Juana, que de verdad creía haberse enamorado de Jaime –corazón inexperto, había confundido compasión con pasión–, aceptó la resolución que él impuso, después de meditar sobre lo ocurrido fríamente: Como no podía seguir viviendo en esa casa, ocuparía un pisito que los Roca tenían en la calle Hércules. Allí se encerraría hasta que diera a luz. No debía de preocuparse por el dinero, puesto que él correría con todos los gastos de su manutención. Luego, podría volver a servir en la casa de los Roca, pero como externa, siempre y cuando le prometiese que nunca más pondría en riesgo la reputación de los Roca. Y Juana, agradecida, estaba dispuesta a prometérselo, cuando él la atajó: «Espera a tu vuelta para prometérmelo. Aprovecha este tiempo para reflexionar, para aclarar tu mente y tu corazón». Y es que no hay ser más tolerante y magnánimo que el que se sabe pecador.

Talla del escultor Francisco Font (1848 – 1931)

El acuerdo con Jaime fue mucho menos complicado. Como no estaba enamorado de la criada, aceptó en seguida la propuesta de Juan: Nada de intentar seducir nunca más a una sirvienta, a cambio de salidas ocasionales en compañía de su hermano y a lugares apropiados donde desfogar sus naturales impulsos varoniles. Ambos cumplieron este pacto hasta la muerte de Jaime, acaecida en diciembre de 1760.

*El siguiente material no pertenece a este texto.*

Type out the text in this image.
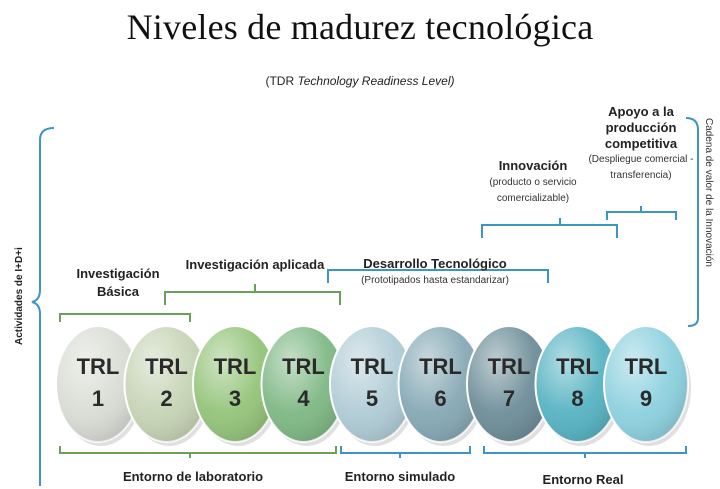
Niveles de madurez tecnológica
(TDR Technology Readiness Level)
TRL
1
TRL
2
TRL
3
TRL
4
TRL
5
TRL
6
TRL
7
TRL
8
TRL
9
Actividades de I+D+i
Cadena de valor de la Innovación
Investigación
Básica
Investigación aplicada	Desarrollo Tecnológico
(Prototipados hasta estandarizar)
Innovación
(producto o servicio
comercializable)
Apoyo a la
producción
competitiva
(Despliegue comercial -
transferencia)
Entorno de laboratorio	Entorno simulado	Entorno Real
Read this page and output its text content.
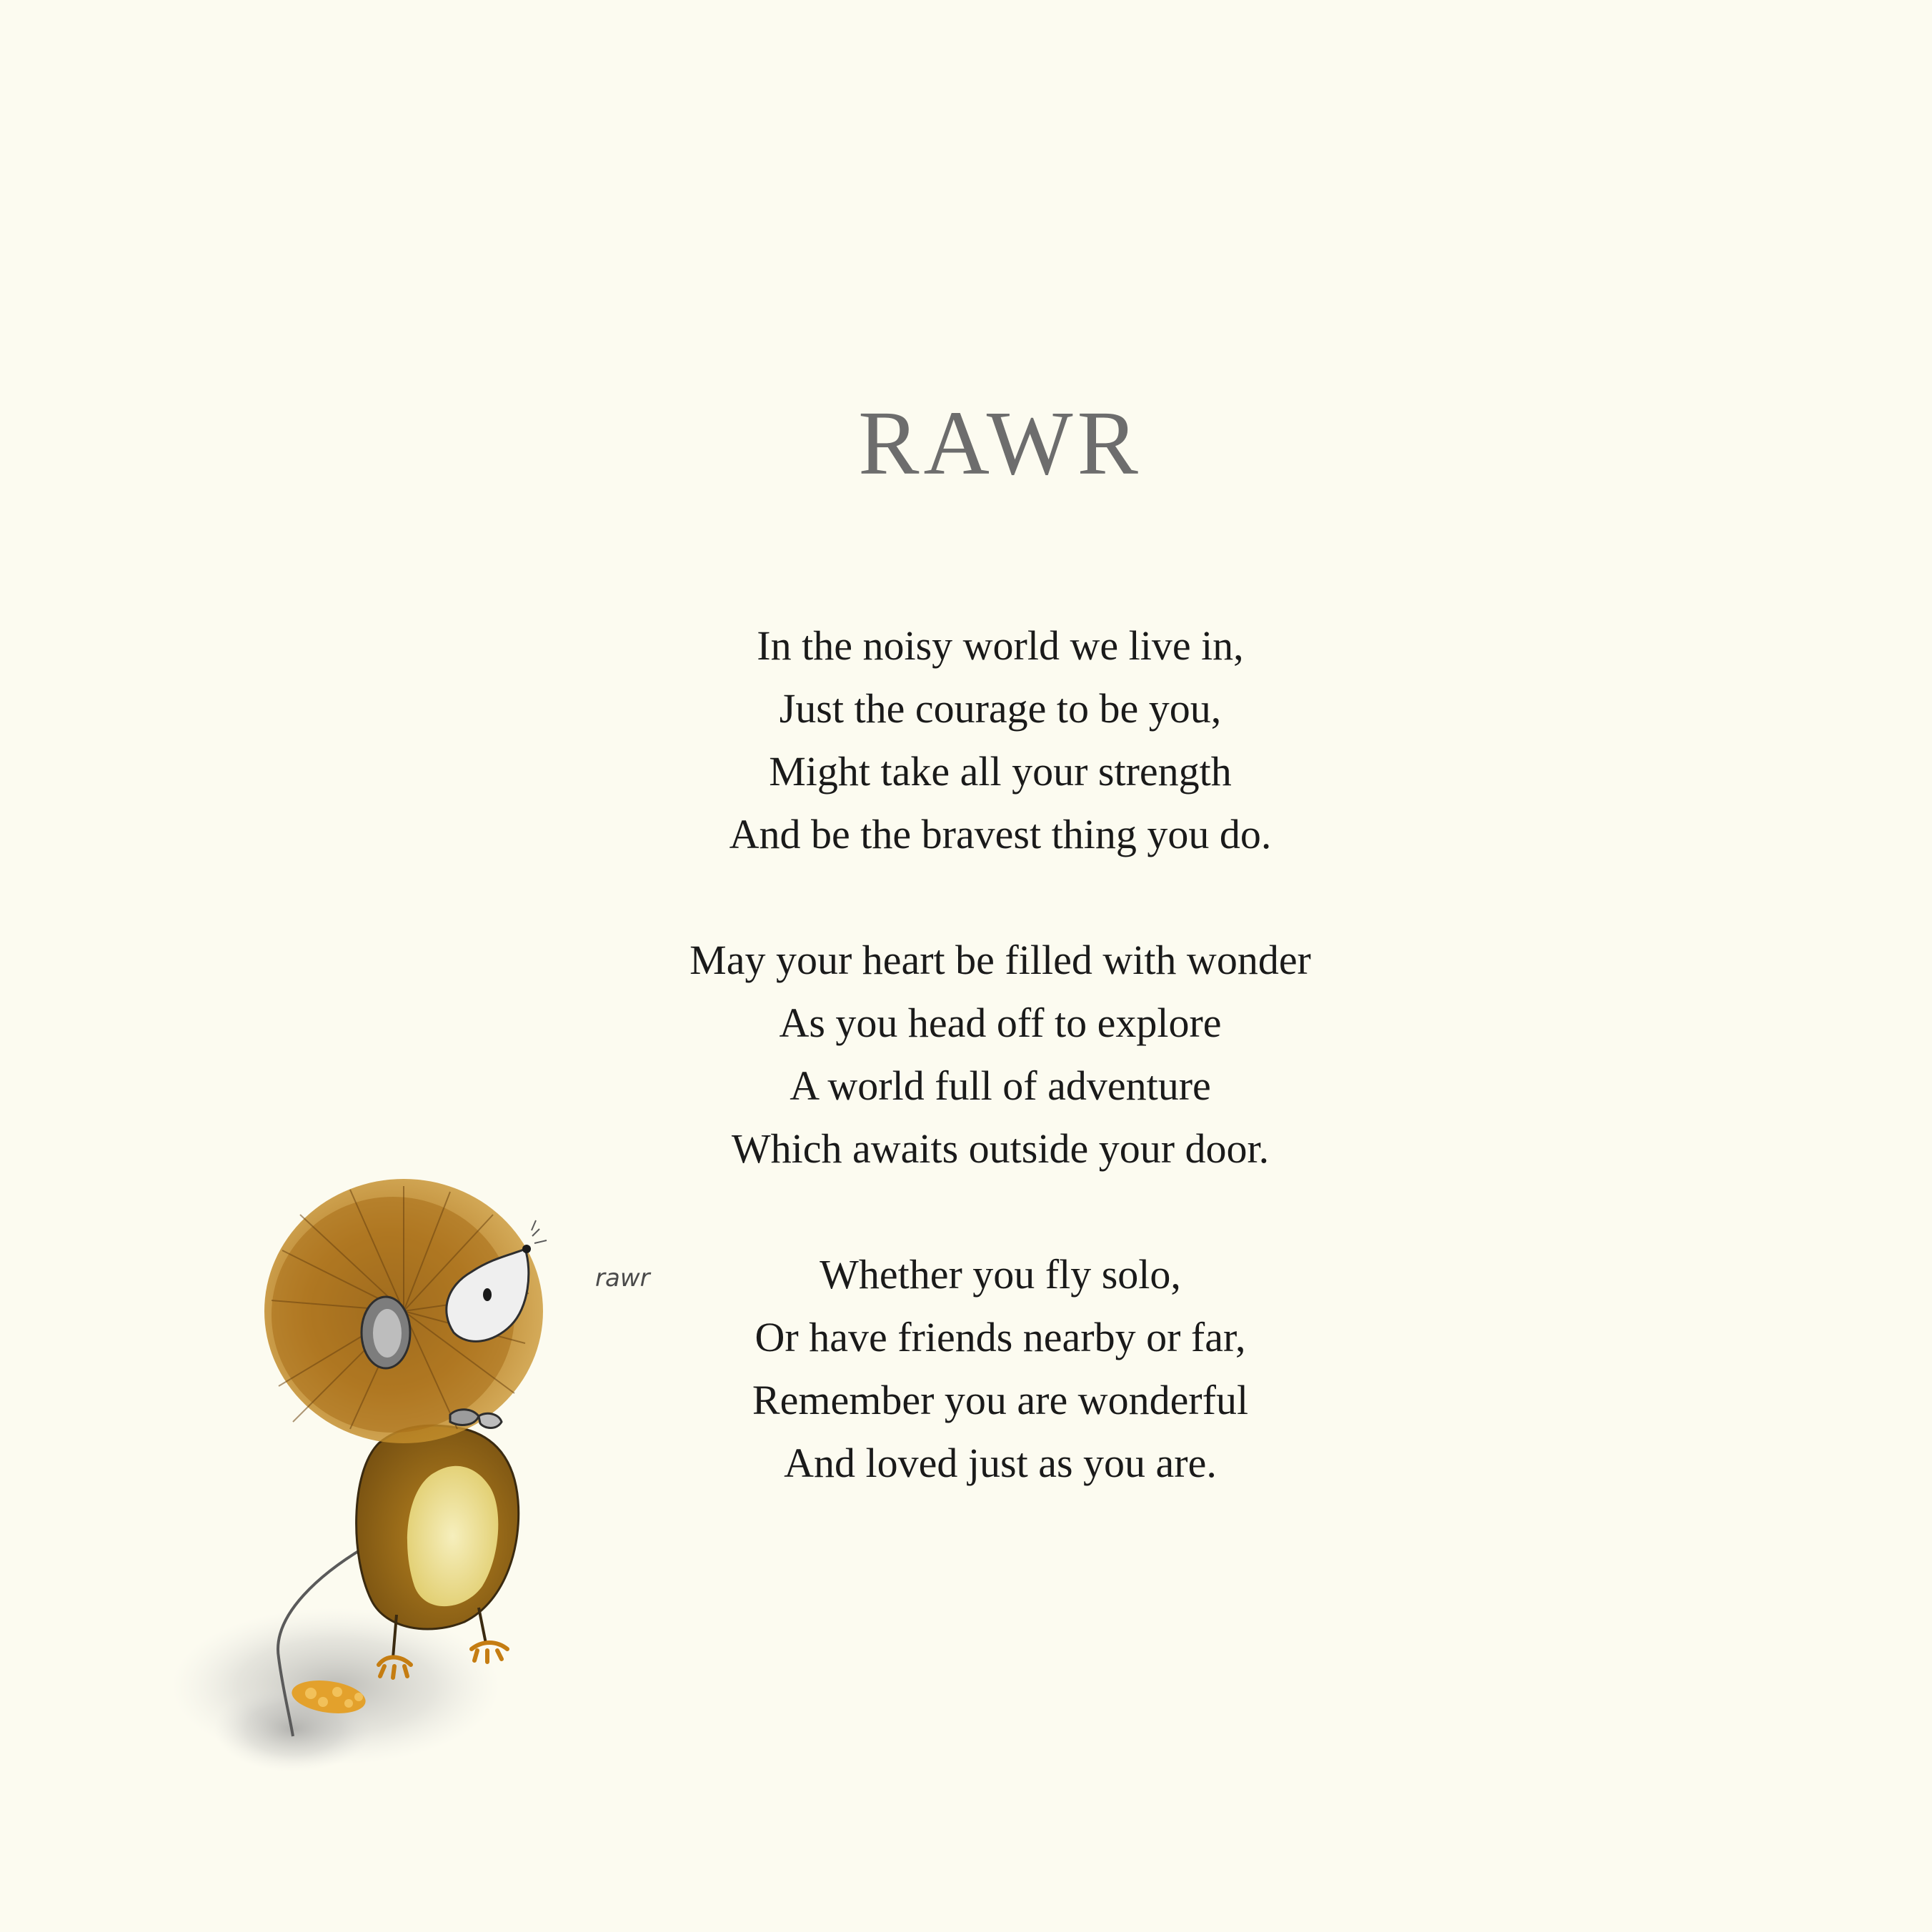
RAWR
In the noisy world we live in,
Just the courage to be you,
Might take all your strength
And be the bravest thing you do.
May your heart be filled with wonder
As you head off to explore
A world full of adventure
Which awaits outside your door.
Whether you fly solo,
Or have friends nearby or far,
Remember you are wonderful
And loved just as you are.
rawr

Juana volvió a casa de los Roca como criada externa y cumplió tan bien con su trabajo que, cuando Magdalena se retiró a causa de su avanzada edad, ocupó su lugar como ama de llaves. Pero su labor de crianza no fue tan bien. Su hijo, Pedro, que heredó su apellido: Expósito, creció en las calles, pues Juana apenas tenía tiempo para cuidarle. Siendo muy niño lo llevaba con ella a casa de los Roca, pero cuando cumplió cinco años sólo podía estar con él por las noches, manteniéndolo recogido en el pisito de la calle Hércules. Lo dejó durante el día al cuidado de una señora, pero se escapaba de su casa; lo apuntó a varios colegios, pero de todos se cansaba; lo llevó como aprendiz a varios obradores, pero de todos huía, hasta que por fin encontró su vocación en el taller del escultor Francisco Font.

–Veré qué puedo hacer –repitió con los ojos cerrados–. Mañana hablaré con…

Pero Juan no pudo hacer esta vez nada por ayudar a su nieto ilegítimo. Murió antes del amanecer.